60 medium sized dry red chilies
180 ml water
3 tbls coconut oil
1tsp belacan (pronounced blachan – it is a dry prawn paste)
1 medium sized big onion
6 large cloves garlic
2 tbls tamarind juice
1 tbls thick coconut milk
Sugar and salt to taste
2 handfuls of dry ikan bilis
2 handfuls of ground nuts
1. Clean the ikan bilis and deep fry them until light brown in a kwali or wok. Drain and set aside.
2. Deep fry the ground nuts, drain and set aside.
2. Pick out the chilies and soak them in a pot of water at boiling temperature.
3. Once the chilies are soft to the touch, remove from water and deseed and devein them.
4. Blend the chilies 🌶, and sliced garlic 🧄 together with water, until it turns into a smooth paste. set aside.
5. Slice the onion 🧅 cross-wise and rather thick, in half moon slices.
6. To make 2 tbls of the tamarind juice – dissolve 1 tbls of tamarind paste in 3 tbls water and squeeze out the seeds and veins. Strain and set aside.
7. Fry the blachan well, in the heated coconut oil.
8. As the blachan gets fried, add the chili paste and fry until it gets well cooked. Stir well, then cover and keep stirring with a flat spoon from time to time.
9. Add the tamarind juice, give it a good stir and let it fry.
10. Add the coconut milk, stir and fry.
11. Add the sliced onion and fry until the onions are slightly translucent.
12.Add sugar and salt to taste. Add half of the fried ikan bilis. Stir well, remove from fire, cover and set aside.
To make the nasi lemak –
1. Wash 7 pandan leaves and make it into a big knot.
2. Wash A grade South East Asian white rice three times, tossing the water each time.
3. Put both ingredients in the rice cooker with a few pinches of sea salt and medium thick coconut milk according to the gauge in the rice cooker. Up to the third mark if you are taking three rice cooker cups of rice.
4. Once the rice is done, mix it all with a spoon, cover and keep.
For the toppings –
1. To hard boil eggs – wash and boil the eggs with enough water to cover the eggs and a few slices of lime or two tbls white vinegar, (to prevent shell from cracking), for 8 minutes from the time the water starts to boil.
2. Drain the water, pour fresh water in to the pot and set aside.
3. Shell the eggs and halve them.
4. Your deep fried handfuls of dry anchovies/ ikan bilis and ground nuts with skin on, are set aside.

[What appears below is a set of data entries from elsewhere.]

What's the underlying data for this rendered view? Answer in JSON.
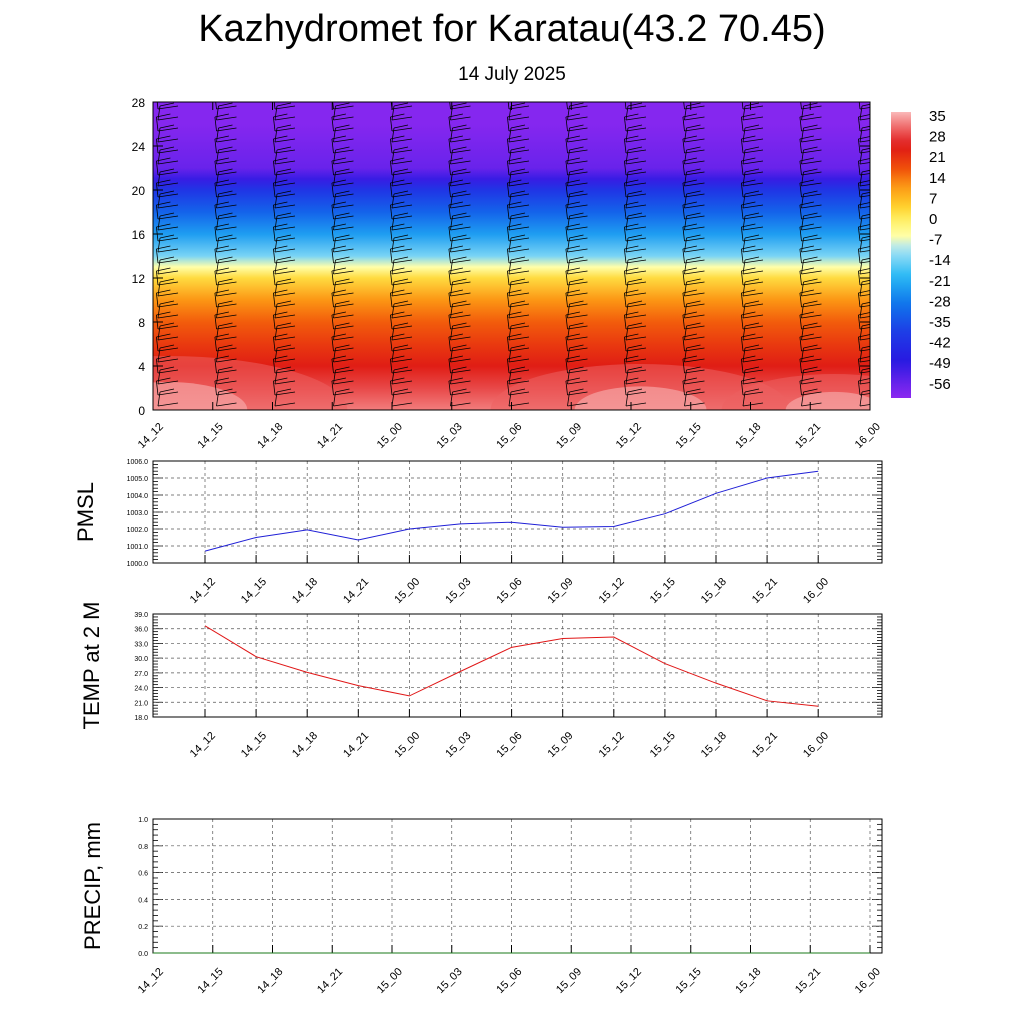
{
  "title": "Kazhydromet for Karatau(43.2 70.45)",
  "subtitle": "14 July 2025",
  "colors": {
    "pmsl_line": "#1f1fd6",
    "temp_line": "#e01616",
    "precip_line": "#1a7a1a",
    "grid": "#555555",
    "barb": "#000000"
  },
  "chart_data": [
    {
      "type": "heatmap",
      "title": "",
      "xlabel": "",
      "ylabel": "",
      "x_tick_labels": [
        "14_12",
        "14_15",
        "14_18",
        "14_21",
        "15_00",
        "15_03",
        "15_06",
        "15_09",
        "15_12",
        "15_15",
        "15_18",
        "15_21",
        "16_00"
      ],
      "y_ticks": [
        0,
        4,
        8,
        12,
        16,
        20,
        24,
        28
      ],
      "ylim": [
        0,
        28
      ],
      "value_description": "temperature vertical cross-section with wind barbs",
      "levels": [
        0,
        2,
        4,
        6,
        8,
        10,
        12,
        13,
        14,
        16,
        18,
        20,
        21,
        22,
        24,
        26,
        28
      ],
      "level_temperatures": [
        34,
        30,
        25,
        21,
        17,
        12,
        3,
        -6,
        -14,
        -24,
        -33,
        -42,
        -52,
        -58,
        -60,
        -62,
        -62
      ],
      "colorbar": {
        "labels": [
          "35",
          "28",
          "21",
          "14",
          "7",
          "0",
          "-7",
          "-14",
          "-21",
          "-28",
          "-35",
          "-42",
          "-49",
          "-56"
        ],
        "range": [
          -63,
          38
        ]
      }
    },
    {
      "type": "line",
      "ylabel": "PMSL",
      "ylim": [
        1000.0,
        1006.0
      ],
      "y_tick_labels": [
        "1000.0",
        "1001.0",
        "1002.0",
        "1003.0",
        "1004.0",
        "1005.0",
        "1006.0"
      ],
      "categories": [
        "14_12",
        "14_15",
        "14_18",
        "14_21",
        "15_00",
        "15_03",
        "15_06",
        "15_09",
        "15_12",
        "15_15",
        "15_18",
        "15_21",
        "16_00"
      ],
      "series": [
        {
          "values": [
            1000.7,
            1001.5,
            1001.95,
            1001.35,
            1002.0,
            1002.3,
            1002.4,
            1002.1,
            1002.15,
            1002.9,
            1004.1,
            1005.0,
            1005.4
          ]
        }
      ],
      "grid": true
    },
    {
      "type": "line",
      "ylabel": "TEMP at 2 M",
      "ylim": [
        18.0,
        39.0
      ],
      "y_tick_labels": [
        "18.0",
        "21.0",
        "24.0",
        "27.0",
        "30.0",
        "33.0",
        "36.0",
        "39.0"
      ],
      "categories": [
        "14_12",
        "14_15",
        "14_18",
        "14_21",
        "15_00",
        "15_03",
        "15_06",
        "15_09",
        "15_12",
        "15_15",
        "15_18",
        "15_21",
        "16_00"
      ],
      "series": [
        {
          "values": [
            36.6,
            30.3,
            27.1,
            24.4,
            22.3,
            27.3,
            32.2,
            34.0,
            34.3,
            28.9,
            24.9,
            21.3,
            20.2
          ]
        }
      ],
      "grid": true
    },
    {
      "type": "line",
      "ylabel": "PRECIP, mm",
      "ylim": [
        0.0,
        1.0
      ],
      "y_tick_labels": [
        "0.0",
        "0.2",
        "0.4",
        "0.6",
        "0.8",
        "1.0"
      ],
      "categories": [
        "14_12",
        "14_15",
        "14_18",
        "14_21",
        "15_00",
        "15_03",
        "15_06",
        "15_09",
        "15_12",
        "15_15",
        "15_18",
        "15_21",
        "16_00"
      ],
      "series": [
        {
          "values": [
            0,
            0,
            0,
            0,
            0,
            0,
            0,
            0,
            0,
            0,
            0,
            0,
            0
          ]
        }
      ],
      "grid": true
    }
  ]
}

5. To cut cucumber into slices, start by cutting the top off and rubbing the top round and round until a white substance comes out. This is done to remove the bitterness from the cucumber. Wash and cut in to fairly thick rounds.
To serve –
1. Wash a bowl out with clean water. Pack the rice tightly in to a bowl and turn it upside down on the serving plate.
2. Arrange the fried ikan bilis, fried peanuts, cucumber rings and halved hard boiled eggs around the mound of nasi lemak. Top it with the sambal ikan bilis.
This dish is a truly flavorsome dish full of texture.
*The cucumber slices have been mistakenly cut into halves.